Not What You Want is What You Need: Life Lessons from Confessions of a Shopaholic

A few days ago, I received a book-movie recommendation from a friend. She told me to watch and read Confessions of A Shopaholic by Sophie Kinsella (I've been hearing a lot of good reviews about this series), but since I'm somewhat short in time, I decided to watch it instead.

Lessons from Confessions of a Shopaholic

Initially, I already expected it to be purely a romantic-comedy film, but what I did not foresee from this movie is the way how it actually reflects people, and of course, including me. I've done a bit of reflection about the context of the movie, and was a bit surprised by how it actually affects our lives.

Not all things we love doing can help us.

Take Rebecca Bloomwood as an example. At the first part of the story, she is seen as a person who absolutely loves shopping, to the point where she can't resist her urge to buy things that makes her end up with a $16,000 debt in her credit card. She keeps on spending for clothes or other stuff that she loves, but doesn't essentially need. Just like this, we all have our wants that at times, we do everything what it takes just to have them, without realizing that it has a great downside. Love, after all, is a blinding aspect of our lives, but we should not simply leave it at that.

Emotional investment is not always safe.

There are times when we just want to drown in whatever we feel, causing us to forget that it is not fully safe to rely merely on our emotions. For example, impulsive-buying, which is what Rebecca specializes in doing before, is like acting on pure feelings. We sometimes think that it is okay to do such a thing, but doing without thinking is the same as trying to jump off a building for a brief period of pleasure.

Never tolerate your wrong decisions.

One of the lines that I remember the most is this: “But quite frankly, what does it matter now? It’s too late to make any difference. I’m already in debt; I might as well be more in debt.” No matter how we look at it, it is a wrong kind of thinking because the character does not make an effort to change, when change is what she needs in order to clear her debts. It's the same with how we should act upon our mistakes: Instead of saying, “Ah, I've already done this, I might as well continue it instead,” we should have the conviction to say, “Ah, I've done it. I'll never do this again.” Mistakes, after all, are life devices that are supposed to help us learn.

Always confront your problems, including your debts.
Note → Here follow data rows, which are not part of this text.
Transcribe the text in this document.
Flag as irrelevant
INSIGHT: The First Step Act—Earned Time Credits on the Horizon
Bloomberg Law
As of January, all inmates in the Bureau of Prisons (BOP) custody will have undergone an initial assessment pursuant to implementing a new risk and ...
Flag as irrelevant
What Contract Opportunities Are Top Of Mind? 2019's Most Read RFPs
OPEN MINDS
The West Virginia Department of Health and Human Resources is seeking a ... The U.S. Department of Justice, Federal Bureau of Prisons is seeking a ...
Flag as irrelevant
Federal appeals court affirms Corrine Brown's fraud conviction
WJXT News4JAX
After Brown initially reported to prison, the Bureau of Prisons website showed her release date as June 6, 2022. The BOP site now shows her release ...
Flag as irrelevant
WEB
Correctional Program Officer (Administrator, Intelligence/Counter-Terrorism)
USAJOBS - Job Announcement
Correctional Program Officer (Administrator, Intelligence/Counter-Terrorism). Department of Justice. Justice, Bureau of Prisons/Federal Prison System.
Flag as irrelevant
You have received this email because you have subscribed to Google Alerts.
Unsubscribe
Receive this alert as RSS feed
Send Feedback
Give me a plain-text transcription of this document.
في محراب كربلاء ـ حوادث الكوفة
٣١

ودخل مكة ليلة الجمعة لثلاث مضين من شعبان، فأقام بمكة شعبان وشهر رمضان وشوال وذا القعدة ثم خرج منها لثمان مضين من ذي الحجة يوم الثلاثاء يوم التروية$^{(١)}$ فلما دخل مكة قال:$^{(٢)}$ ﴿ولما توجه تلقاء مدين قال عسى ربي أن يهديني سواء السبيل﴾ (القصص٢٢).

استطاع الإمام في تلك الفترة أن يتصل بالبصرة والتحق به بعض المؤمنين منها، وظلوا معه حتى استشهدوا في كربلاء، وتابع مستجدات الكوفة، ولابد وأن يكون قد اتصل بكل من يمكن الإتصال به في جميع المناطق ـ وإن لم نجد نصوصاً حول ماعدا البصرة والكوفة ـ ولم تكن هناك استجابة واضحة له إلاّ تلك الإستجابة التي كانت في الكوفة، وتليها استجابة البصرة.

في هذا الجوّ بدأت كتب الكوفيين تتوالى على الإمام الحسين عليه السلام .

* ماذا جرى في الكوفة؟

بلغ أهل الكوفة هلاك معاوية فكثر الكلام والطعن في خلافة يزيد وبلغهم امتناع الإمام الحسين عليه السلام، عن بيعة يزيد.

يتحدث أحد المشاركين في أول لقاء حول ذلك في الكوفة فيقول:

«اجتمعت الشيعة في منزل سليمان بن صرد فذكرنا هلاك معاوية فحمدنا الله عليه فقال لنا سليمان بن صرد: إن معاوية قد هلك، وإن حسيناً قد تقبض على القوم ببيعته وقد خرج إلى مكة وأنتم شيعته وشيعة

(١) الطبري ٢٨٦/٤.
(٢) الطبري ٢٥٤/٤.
As Bo Sanchez, the founder of Truly Rich Club puts it, free yourself from all bad debt. Do not hide from debt collectors and make excuses just to avoid paying, because it's actually more of a hassle since they will always find a way to track you. List all of your bad debts and declare when your freedom day will be. And, in doing so, avoid borrowing money from another party (and this includes your parents and friends!) just to pay because it will be the same. So, the best thing to do is work hard for it by yourself.

Learn how to manage your money appropriately.

If you really can't resist to buy that new cardigan or that scarf, then learn how to budget properly. As what I've mentioned, impulsive-buying can only provide you a brief moment of pleasure, but it won't save you from problems or anything else; instead, it might even bring you down. Learning how to manage your money properly can help you spend more without sacrificing anything verily essential in your living.

Always remember to weigh what you should and want to buy, as it can save you the hassle from running away from debt collectors. That said, shopping happily and saving properly should always, after all, go hand-in-hand.